Le caratteristiche della valutazione autentica


! Una valutazione che voglia essere maggiormente “autentica” dovrebbe consentire
di esprimere un giudizio più approfondito dell’apprendimento, e cioè della capacità «di
pensiero critico, di soluzione dei problemi, di metacognizione, di efficienza nelle prove, di
lavoro in gruppo, di ragionamento e di apprendimento permanente» (Arter & Bond, 1996).
! La prospettiva di una valutazione alternativa in sostituzione di quella di solito
utilizzata nella scuola è stata proposta da Wiggins (1993) e sta a indicare una valutazione
che intende verificare non solo ciò che uno studente sa, ma ciò che “sa fare con ciò che
sa” in una prestazione reale e adeguata dell’apprendimento.
! Perché una verifica attraverso una prestazione e non attraverso un test?

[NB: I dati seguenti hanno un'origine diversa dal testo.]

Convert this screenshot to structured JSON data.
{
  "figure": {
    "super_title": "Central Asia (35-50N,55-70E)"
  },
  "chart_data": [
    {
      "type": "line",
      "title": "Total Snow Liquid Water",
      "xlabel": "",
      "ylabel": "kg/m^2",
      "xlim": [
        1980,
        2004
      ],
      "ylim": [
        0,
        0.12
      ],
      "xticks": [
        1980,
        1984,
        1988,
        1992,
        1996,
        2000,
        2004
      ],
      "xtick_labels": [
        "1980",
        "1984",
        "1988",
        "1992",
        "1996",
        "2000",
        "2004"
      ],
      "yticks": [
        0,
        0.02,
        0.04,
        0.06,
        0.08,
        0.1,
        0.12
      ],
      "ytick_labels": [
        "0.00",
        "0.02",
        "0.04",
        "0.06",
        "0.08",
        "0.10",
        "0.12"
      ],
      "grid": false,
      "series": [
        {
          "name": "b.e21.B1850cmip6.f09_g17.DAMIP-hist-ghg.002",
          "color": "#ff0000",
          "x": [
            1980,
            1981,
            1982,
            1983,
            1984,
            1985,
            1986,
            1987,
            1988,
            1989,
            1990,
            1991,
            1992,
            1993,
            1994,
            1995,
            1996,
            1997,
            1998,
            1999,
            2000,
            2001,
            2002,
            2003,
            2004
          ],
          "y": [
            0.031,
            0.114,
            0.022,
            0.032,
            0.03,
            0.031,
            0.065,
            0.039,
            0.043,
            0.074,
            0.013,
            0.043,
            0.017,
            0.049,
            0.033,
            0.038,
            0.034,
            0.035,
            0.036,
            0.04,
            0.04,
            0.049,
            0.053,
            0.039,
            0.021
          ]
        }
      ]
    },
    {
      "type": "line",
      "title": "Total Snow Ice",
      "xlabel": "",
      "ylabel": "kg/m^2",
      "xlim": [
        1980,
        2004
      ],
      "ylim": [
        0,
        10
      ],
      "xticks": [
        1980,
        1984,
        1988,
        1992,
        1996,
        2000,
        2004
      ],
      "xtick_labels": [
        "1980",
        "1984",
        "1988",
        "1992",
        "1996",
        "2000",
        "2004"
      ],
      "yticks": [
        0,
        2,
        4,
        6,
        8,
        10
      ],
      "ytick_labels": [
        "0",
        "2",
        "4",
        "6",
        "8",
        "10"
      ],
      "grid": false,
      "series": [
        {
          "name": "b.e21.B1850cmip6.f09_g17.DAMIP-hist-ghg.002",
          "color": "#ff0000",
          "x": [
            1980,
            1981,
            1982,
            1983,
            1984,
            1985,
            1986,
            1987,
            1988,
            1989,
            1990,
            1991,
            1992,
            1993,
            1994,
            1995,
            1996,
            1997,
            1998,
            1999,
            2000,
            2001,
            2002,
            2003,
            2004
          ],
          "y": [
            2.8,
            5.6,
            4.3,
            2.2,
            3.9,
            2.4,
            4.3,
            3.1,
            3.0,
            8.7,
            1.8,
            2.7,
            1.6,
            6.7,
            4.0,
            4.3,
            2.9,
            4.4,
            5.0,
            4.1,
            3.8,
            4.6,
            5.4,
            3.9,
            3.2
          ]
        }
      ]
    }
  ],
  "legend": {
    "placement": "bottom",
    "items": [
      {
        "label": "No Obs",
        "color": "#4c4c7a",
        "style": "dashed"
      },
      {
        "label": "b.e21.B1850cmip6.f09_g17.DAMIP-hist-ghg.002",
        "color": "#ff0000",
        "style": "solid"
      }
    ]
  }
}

A volte
capita che alcuni studenti superino con facilità test a scelta multipla ma, quando viene
richiesto loro di dar prova di ciò che sanno in una prestazione concreta, si smarriscono e si
comportano da principianti e non da esperti quali invece si sono dimostrati nei test. (...)
! Le teorie dell’apprendimento/insegnamento autentico, della cognizione situata, del
costruttivismo o del costruttivismo sociale dimostrano che gli studenti comprendono e
assimilano più in profondità quando hanno a che fare con situazioni reali rispetto a quanto
devono apprendere in situazioni decontestualizzate. In linea con il concetto di
apprendimento significativo proposto da queste prospettive, appare sostenibile l’idea di
connettere la valutazione dell’apprendimento a prestazioni creative, contestualizzate.
Parliamo quindi di valutazione autentica: «quando ancoriamo il controllo al tipo di lavoro
che persone concrete fanno piuttosto che solo sollecitare risposte facili da calcolare con
risposte semplici. La valutazione autentica è un vero accertamento della prestazione
perché da essa apprendiamo se gli studenti possono in modo intelligente usare ciò che
hanno appreso in situazioni che in modo considerevole li avvicinano a situazioni di adulti e
se possono ricreare nuove situazioni» (Wiggins, 1998).